Busan

Wir sind inzwischen in Busan angekommen
zweitgrößte Stadt hier im Land nach Seoul
Heute waren wir etwas Wandern am Meer.
So ein Küstenweg mit ingesamt sicher ein paar hundert Höhenmetern schreckt die Koreaner nicht wie es aussieht.
Am Ende dann mit Druckluft den Staub von den Schuhen pusten
und zurück in die Innenstadt, nach einer Gelegenheit zum Essen schauen

Die koreanische Schrift

Am Anfang macht man sich ja keine Gedanken, und das sind einfach irgendwelche unverständlichen Schriftzeichen, aber bei genauerer Betrachtung ist das eigentlich eine ziemlich nette Sache.

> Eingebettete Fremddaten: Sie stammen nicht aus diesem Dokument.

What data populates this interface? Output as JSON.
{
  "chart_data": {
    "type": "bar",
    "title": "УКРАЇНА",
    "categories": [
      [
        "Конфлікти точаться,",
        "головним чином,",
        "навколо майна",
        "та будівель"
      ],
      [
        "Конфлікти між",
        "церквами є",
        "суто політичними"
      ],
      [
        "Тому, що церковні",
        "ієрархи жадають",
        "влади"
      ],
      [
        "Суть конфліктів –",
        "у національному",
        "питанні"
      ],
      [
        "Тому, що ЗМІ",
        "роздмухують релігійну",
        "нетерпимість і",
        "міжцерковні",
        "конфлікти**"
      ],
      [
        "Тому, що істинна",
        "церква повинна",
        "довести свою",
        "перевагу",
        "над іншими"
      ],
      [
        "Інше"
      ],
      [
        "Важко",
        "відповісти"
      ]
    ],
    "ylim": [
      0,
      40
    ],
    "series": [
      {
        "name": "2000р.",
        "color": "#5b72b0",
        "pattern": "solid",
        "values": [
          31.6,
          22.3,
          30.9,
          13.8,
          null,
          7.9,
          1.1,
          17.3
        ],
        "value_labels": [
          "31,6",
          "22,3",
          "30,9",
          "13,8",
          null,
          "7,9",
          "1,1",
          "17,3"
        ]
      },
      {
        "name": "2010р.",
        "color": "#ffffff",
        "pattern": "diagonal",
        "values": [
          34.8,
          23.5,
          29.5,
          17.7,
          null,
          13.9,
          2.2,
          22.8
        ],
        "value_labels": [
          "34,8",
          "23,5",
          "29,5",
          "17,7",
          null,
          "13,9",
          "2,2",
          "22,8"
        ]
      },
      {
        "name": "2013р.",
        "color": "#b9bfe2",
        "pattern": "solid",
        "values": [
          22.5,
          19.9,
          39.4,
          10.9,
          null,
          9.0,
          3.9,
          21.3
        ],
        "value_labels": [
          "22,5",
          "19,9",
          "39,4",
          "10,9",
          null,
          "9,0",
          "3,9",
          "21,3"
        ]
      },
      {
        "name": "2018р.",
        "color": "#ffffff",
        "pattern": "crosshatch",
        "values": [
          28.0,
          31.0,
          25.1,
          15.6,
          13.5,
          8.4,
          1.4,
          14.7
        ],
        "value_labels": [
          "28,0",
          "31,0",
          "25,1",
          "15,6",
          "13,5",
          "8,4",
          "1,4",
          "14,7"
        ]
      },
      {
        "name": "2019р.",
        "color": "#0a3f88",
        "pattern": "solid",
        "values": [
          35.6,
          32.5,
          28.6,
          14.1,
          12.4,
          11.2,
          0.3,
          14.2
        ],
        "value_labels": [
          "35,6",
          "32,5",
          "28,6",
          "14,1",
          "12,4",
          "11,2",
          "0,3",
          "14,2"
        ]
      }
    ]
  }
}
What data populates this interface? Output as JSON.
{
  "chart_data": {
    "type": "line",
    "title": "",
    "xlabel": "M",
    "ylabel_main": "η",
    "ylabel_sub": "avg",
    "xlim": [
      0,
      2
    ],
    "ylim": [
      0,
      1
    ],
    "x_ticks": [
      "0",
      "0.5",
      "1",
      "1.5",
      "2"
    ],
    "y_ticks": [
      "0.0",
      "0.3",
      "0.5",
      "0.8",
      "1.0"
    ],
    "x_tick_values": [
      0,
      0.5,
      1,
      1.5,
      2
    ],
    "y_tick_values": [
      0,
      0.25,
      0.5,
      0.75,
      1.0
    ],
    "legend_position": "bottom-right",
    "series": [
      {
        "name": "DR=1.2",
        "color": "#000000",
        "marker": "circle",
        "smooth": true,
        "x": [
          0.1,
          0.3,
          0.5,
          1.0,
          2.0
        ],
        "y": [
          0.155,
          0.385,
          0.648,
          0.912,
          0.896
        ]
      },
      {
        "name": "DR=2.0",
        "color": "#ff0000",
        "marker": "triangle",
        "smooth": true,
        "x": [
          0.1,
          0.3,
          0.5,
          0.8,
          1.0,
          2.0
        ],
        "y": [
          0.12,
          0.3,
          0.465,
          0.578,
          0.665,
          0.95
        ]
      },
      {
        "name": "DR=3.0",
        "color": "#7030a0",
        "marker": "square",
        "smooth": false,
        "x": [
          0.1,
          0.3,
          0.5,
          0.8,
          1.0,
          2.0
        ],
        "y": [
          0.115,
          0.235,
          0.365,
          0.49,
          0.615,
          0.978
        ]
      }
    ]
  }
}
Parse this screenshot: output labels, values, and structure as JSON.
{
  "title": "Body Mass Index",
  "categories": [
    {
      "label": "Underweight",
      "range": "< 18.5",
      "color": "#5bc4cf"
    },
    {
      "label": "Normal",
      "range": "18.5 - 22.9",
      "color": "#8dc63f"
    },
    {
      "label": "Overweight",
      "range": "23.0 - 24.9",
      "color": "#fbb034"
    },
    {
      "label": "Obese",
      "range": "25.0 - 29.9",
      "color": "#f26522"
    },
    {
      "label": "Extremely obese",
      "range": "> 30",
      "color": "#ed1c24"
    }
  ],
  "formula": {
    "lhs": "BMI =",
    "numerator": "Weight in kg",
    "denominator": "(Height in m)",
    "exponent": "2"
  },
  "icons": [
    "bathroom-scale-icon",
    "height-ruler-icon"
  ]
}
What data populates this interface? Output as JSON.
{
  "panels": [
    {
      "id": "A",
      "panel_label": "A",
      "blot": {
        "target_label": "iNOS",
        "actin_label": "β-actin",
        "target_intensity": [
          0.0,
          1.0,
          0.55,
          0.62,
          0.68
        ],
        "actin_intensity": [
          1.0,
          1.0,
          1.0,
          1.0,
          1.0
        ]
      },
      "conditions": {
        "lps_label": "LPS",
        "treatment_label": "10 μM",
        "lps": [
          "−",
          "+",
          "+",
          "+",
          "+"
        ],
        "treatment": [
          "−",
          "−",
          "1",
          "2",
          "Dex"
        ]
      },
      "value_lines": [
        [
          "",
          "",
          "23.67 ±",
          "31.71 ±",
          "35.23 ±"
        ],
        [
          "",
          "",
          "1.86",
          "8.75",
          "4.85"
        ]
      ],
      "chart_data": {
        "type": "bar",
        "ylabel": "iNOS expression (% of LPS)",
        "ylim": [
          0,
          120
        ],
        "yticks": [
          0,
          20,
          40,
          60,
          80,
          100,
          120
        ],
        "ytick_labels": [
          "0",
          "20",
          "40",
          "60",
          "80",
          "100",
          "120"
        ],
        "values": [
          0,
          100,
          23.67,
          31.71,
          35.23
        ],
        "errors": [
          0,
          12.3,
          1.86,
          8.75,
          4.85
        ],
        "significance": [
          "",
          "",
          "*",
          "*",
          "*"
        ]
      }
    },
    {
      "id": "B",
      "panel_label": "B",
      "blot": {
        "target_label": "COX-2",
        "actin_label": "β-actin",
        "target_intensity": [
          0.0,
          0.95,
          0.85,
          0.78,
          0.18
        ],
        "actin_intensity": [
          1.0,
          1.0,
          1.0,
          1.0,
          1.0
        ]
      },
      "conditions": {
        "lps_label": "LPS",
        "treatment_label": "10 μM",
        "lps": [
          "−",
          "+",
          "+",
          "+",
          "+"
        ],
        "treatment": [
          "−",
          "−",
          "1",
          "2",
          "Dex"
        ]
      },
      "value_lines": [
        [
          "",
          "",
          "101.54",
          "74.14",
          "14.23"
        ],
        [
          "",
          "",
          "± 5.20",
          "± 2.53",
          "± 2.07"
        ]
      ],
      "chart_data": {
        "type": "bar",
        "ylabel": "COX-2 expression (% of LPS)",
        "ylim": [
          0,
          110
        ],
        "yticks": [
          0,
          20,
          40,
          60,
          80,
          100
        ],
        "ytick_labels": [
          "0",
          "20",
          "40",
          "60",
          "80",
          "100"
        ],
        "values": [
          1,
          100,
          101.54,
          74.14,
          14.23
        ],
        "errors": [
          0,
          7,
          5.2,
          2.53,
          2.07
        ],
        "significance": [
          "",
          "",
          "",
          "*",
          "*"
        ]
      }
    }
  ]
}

Im Folgenden mal ein ganz grober Überblick, der eventuell Ungenauigkeiten enthält:

Und zwar sind die Zeichen aus Buchstaben zusammengesetzt, die pro Silbe zu einem ungefähr quadratischen Block zusammengesetzt werden.

Mal ein Beispiel:

Ein recht beliebter koreanischer König hat sich diese Schrift vor ca 500 Jahren ausgedacht. Lange Zeit hat das dann parallel zu den traditionell verwendeten chinesischen Schriftzeichen existiert, und erst in den letzten hundert Jahren wurde diese koreanische Schrift dann nach mehreren Anläufen quasi offiziell.

Damit hat Korea heutzutage verglichen mit China und Japan heute die am einfachsten zu erlernende Schrift.

Traditionelle Inschriften an Bauwerken, historische Schriftstücke etc. sind aber in chinesischen Zeichen geschrieben, und zumindest ältere Leute haben eine Auswahl von chinesischen Zeichen in der Schule gelernt.

Die Koreaner beobachten ein bisschen begeistert, wie Beibei chinesische Zeichen pinselt.

Übersetzung und Navigation

Speisekarte nur auf koreanisch? Kein Problem. Es gibt ja moderne Übersetzungswerkzeuge.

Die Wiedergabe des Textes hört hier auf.